O cânhamo têxtil: perspectivas e desafios para um futuro mais sustentável
Eduarda Bastian, do Fibershed Brasil, fala sobre as potencialidades e barreiras do cânhamo na indústria têxtil e destaca a necessidade de práticas sustentáveis no cultivo.
Publicada em 03/01/2025
Imagem Ilustrativa: IA
Não é de hoje que se diz que o cânhamo têxtil tem se destacado como uma solução promissora para o setor de moda e agricultura, oferecendo vantagens ambientais e produtivas em comparação ao algodão. Com menor consumo de água, maior resistência a pragas e alto rendimento por hectare, a fibra vem conquistando atenção como uma alternativa sustentável. Entretanto, desafios relacionados à regulamentação, infraestrutura e conscientização do consumidor ainda precisam ser enfrentados para consolidar o cânhamo como protagonista na indústria têxtil brasileira.
As vantagens do cânhamo sobre o algodão
Eduarda Bastian, do Fibershed Brasil, ONG dedicada ao fortalecimento de sistemas têxteis regenerativos e circulares, com foco em materiais-primas locais e mão de obra loca, destaca que o cânhamo possui características agronômicas que podem superar as do algodão em termos de sustentabilidade: “No geral, em relação ao contexto na produção de cânhamo e de algodão, diversos estudos confirmam que o cultivo do cânhamo industrial de fato necessita de menos água que o cultivo do algodão. É uma planta com maior rendimento de fibra por hectare e com baixa necessidade de insumos agrícolas”.
Porém, ela alerta que “a verdadeira sustentabilidade do cânhamo depende de práticas agrícolas responsáveis e ecológicas”. Dados do Instituto Ficus corroboram essa perspectiva, apontando que o cânhamo pode regenerar solos degradados, capturar até 16 toneladas de carbono por hectare e reduzir significativamente a pegada ecológica em comparação a outras culturas convencionais.
Barreiras para a adoção em larga escala
Quando questionada sobre as barreiras para a adoção do cânhamo na indústria têxtil, Eduarda aponta para a legislação e a infraestrutura como os principais desafios: “O principal desafio enfrentado pela indústria relacionado à produção de fibras de cânhamo se relaciona com questões legislativas, na maioria dos países, além de questões técnicas (muitos países, como o Brasil, não possuem maquinário adequado para o beneficiamento das fibras de cânhamo)”.
Essa falta de maquinário reflete um problema identificado no relatório do Instituto Ficus, que aponta para a ausência de uma cadeia produtiva robusta no Brasil. Segundo o relatório, o país possui condições climáticas ideais para o cultivo, mas carece de infraestrutura e políticas públicas que fomentem o desenvolvimento do setor. Além disso, a fragmentação do mercado e a falta de incentivos governamentais são apontados como barreiras significativas.
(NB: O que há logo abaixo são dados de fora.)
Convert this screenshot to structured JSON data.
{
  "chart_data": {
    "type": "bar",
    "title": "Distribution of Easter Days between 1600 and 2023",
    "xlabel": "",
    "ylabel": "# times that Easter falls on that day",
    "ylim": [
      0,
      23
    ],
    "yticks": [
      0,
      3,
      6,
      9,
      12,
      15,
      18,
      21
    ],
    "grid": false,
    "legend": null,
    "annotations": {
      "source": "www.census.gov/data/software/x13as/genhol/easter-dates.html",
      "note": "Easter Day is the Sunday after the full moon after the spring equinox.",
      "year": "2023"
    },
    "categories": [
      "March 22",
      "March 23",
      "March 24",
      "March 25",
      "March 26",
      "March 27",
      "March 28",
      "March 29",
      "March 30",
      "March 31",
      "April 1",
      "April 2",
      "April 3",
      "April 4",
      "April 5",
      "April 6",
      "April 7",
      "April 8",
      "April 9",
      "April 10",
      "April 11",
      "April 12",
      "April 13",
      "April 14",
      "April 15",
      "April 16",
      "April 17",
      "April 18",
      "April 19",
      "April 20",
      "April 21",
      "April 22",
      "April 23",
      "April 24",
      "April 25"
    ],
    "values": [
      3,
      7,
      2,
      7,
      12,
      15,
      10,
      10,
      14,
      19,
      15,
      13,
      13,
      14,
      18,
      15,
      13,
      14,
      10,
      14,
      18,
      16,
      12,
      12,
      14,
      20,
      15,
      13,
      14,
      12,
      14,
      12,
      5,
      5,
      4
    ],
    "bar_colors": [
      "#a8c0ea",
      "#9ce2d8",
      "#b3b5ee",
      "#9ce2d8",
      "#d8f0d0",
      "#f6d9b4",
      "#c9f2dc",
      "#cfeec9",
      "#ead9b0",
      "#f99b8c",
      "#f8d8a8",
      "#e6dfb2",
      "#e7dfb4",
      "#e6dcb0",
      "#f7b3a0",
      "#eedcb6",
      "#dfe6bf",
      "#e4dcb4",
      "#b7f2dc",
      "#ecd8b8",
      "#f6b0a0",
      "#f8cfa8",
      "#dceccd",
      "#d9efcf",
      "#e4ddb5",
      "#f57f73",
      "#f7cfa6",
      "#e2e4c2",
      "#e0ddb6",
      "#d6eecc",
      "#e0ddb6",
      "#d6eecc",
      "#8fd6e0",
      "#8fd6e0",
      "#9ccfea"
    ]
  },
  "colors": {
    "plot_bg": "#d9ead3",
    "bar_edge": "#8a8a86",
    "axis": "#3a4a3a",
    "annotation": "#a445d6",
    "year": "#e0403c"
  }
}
Moda e conscientização ambiental
Eduarda também reforça a importância da moda como ferramenta de conscientização: “O cânhamo tem potencial de ser protagonista na conscientização de questões ambientais - desde que cultivado de maneira correta”. Ela explica que a maioria dos tecidos de cânhamo atualmente utilizados passa por processos para se misturar ao algodão, o que pode comprometer parte dos benefícios sustentáveis da fibra: “Esse processo não só enfraquece e elimina da fibra várias características que seriam sustentáveis, mas também aumenta a pegada de carbono do material”.
O Instituto Ficus enfatiza que a transparência na cadeia produtiva e a adoção de padrões sustentáveis são cruciais para que o cânhamo realmente contribua para uma moda circular e regenerativa.
Estratégias para ampliar a percepção do consumidor
Questionada sobre como aumentar a conscientização do consumidor sobre o cânhamo, Eduarda destaca: “Para que a indústria aumente essa percepção, são necessárias mais informações baseadas em dados científicos para evitar o greenwashing”. Ela sugere que a indústria invista em educação do consumidor e parcerias com agricultores locais para promover práticas sustentáveis.
Dados do Instituto Ficus também apontam que campanhas de conscientização e incentivos fiscais poderiam impulsionar o consumo de produtos de cânhamo no Brasil, ajudando a desmistificar a planta e ampliando sua aceitação.